I wrote about The Breakup Style of PowerPoint,
in which I talked about how I suspect that office culture and
PowerPoint style is behind the rash of email breakups I’d been hearing
about lately. It’s only fair to also talk about how people use
computers to do the opposite, namely proposing marriage.

Snaggy from the Joy of Tech webcomic writes:

When we heard that Forum member and SuperFan
“angryjungman” was thinking of popping the question, we offered to make
it a very special day by letting him use the Joy of Tech comic as his
proposal medium. After discussing it with Tony and coming up with an
idea, we set out to work. Using photo references, Nitrozac turned the
young couple into comic illustrations, and depicted a cute story line
in which Tony calls his girlfriend over to his computer to read some
code that he has written. The Python code she reads is actually a
proposal, including an ASCII text art engagement ring…

The initial “cliffhanger” comic is here, and if you read the final comic, you’ll find out that she said “yes”. Congrats, guys!

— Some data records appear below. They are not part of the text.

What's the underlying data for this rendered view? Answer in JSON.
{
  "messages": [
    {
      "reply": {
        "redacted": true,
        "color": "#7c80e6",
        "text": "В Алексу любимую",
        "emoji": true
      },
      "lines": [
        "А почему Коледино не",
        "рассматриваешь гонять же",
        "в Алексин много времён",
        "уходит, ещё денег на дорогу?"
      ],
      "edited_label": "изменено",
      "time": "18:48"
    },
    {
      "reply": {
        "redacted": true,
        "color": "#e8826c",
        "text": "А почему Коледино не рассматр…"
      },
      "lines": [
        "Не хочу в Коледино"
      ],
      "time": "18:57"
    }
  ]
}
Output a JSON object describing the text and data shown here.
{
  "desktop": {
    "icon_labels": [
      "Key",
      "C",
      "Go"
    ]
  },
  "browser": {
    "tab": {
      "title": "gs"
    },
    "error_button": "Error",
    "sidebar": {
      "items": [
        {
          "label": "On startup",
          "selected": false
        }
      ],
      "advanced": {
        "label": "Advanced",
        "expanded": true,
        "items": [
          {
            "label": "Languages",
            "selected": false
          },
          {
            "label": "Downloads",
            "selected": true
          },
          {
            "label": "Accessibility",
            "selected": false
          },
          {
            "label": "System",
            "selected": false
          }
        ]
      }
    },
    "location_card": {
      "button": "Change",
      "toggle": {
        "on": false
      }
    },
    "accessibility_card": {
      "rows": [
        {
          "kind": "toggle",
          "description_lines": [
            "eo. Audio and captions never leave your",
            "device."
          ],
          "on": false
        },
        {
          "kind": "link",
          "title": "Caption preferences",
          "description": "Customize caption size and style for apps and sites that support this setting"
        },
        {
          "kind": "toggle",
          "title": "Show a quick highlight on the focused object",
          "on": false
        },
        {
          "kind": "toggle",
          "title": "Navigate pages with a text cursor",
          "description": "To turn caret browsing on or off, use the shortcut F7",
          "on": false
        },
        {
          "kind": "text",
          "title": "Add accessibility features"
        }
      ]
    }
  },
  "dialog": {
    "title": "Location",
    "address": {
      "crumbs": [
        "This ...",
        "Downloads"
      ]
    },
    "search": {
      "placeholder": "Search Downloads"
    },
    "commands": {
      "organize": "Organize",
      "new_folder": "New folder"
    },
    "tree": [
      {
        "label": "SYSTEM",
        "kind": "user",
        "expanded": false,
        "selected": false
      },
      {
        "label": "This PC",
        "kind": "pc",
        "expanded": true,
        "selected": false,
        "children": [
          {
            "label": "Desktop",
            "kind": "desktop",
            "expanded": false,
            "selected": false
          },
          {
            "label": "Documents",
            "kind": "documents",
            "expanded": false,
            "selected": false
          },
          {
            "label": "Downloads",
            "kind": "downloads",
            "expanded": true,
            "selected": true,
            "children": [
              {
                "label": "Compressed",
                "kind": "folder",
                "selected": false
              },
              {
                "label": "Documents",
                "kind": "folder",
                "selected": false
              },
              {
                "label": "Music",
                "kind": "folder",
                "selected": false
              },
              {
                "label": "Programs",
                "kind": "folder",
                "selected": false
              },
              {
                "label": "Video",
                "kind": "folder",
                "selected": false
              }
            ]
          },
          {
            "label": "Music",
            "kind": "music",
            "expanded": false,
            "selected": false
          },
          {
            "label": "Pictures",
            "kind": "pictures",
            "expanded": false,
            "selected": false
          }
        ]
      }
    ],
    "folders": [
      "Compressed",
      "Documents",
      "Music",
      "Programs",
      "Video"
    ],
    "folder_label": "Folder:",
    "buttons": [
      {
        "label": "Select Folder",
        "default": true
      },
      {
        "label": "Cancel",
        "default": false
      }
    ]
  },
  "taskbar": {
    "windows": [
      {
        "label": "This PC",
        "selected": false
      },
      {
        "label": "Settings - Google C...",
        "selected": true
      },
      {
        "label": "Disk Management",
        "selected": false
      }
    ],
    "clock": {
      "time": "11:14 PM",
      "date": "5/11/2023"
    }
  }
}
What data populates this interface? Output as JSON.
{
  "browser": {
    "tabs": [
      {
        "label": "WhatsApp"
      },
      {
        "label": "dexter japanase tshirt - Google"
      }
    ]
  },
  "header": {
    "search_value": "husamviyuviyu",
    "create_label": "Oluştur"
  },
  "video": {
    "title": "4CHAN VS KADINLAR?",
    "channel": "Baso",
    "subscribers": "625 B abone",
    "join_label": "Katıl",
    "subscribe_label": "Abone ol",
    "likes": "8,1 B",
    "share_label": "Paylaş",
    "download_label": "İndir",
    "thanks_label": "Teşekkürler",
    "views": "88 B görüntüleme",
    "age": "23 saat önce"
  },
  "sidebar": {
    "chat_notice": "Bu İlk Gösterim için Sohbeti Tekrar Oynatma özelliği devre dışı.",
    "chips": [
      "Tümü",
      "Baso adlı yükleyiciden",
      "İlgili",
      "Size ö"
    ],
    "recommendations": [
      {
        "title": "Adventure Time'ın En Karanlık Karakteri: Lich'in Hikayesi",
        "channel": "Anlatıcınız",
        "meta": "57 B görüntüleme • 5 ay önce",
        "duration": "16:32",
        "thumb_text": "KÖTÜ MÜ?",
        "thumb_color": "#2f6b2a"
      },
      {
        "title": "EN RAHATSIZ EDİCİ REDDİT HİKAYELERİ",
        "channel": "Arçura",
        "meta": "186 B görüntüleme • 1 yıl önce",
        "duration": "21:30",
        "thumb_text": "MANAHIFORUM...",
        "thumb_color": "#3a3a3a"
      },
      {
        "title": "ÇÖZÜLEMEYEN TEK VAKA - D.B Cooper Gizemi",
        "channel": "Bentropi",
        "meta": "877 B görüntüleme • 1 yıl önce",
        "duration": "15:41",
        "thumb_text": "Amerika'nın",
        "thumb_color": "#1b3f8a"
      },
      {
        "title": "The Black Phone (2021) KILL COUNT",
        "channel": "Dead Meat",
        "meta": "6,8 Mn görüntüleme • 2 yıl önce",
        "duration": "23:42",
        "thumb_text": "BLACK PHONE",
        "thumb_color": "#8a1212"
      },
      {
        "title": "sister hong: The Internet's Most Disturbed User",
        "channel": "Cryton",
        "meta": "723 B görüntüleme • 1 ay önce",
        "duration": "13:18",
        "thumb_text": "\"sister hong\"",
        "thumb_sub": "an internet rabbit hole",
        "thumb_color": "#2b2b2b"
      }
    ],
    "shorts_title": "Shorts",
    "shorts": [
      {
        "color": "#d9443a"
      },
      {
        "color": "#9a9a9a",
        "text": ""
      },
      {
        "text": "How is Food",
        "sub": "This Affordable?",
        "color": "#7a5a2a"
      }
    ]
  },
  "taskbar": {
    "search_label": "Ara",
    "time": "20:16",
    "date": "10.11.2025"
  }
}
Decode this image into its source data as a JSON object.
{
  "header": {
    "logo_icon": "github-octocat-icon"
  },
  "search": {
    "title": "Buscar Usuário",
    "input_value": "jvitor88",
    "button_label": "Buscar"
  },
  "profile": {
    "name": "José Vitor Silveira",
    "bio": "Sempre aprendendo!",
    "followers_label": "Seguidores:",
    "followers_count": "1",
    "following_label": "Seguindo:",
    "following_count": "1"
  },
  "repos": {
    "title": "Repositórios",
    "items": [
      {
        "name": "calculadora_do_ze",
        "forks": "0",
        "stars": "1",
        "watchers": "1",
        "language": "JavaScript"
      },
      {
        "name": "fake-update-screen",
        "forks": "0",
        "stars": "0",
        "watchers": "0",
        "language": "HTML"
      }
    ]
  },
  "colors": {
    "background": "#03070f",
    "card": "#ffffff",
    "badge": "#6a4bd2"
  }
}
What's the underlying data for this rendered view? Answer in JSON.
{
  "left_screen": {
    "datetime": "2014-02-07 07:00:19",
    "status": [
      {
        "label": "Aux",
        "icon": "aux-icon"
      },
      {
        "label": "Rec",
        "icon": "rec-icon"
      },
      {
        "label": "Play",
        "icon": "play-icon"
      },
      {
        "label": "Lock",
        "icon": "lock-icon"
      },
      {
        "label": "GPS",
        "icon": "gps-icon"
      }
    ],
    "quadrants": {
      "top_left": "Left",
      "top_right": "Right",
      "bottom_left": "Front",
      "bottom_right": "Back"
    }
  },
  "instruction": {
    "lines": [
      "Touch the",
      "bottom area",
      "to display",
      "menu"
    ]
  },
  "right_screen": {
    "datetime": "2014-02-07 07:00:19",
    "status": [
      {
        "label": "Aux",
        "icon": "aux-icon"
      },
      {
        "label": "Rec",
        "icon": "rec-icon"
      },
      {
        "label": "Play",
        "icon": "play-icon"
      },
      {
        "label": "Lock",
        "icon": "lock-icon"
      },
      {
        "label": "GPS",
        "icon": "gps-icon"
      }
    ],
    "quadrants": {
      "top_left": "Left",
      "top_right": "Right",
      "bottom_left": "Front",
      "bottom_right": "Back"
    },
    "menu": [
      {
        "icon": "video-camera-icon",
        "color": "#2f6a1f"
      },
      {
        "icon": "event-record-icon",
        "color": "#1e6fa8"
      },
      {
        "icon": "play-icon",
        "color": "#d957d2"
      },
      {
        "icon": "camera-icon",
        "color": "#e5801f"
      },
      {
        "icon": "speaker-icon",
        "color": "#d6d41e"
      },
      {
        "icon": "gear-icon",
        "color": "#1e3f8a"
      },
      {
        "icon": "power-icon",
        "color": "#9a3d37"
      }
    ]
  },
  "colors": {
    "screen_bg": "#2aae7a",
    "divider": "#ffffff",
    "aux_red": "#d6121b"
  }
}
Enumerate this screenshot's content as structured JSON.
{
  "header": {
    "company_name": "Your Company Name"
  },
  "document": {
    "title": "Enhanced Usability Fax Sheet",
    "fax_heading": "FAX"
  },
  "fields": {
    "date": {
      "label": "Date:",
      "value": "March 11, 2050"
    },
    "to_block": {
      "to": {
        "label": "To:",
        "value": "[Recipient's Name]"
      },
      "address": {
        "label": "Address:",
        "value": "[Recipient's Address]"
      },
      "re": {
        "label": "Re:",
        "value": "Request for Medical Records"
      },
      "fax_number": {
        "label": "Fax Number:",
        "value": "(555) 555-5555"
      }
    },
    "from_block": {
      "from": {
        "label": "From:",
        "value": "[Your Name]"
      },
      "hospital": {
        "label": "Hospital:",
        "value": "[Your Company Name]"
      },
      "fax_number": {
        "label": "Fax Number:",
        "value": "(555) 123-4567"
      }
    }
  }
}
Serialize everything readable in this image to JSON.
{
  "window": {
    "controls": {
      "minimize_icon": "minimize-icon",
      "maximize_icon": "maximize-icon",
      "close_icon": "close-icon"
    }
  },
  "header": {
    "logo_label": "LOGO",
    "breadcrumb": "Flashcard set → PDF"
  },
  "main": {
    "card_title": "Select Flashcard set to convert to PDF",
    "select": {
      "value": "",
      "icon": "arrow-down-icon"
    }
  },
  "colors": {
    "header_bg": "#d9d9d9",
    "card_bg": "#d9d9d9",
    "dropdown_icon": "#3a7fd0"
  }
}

Although I am a programmer by trade and hobby and really like
Python, I’ll probably not opt for this route. The accordion may be
involved, however.

I look forward to reading various critiques of Tony’s Python code on
the newsgroups. Even I, a rather non-pendantic person by programmer
standards, looked at the code and said “Why’d he do it that way?”,
knowing full well that it was writen with Steph in mind, not the Python
interpreter.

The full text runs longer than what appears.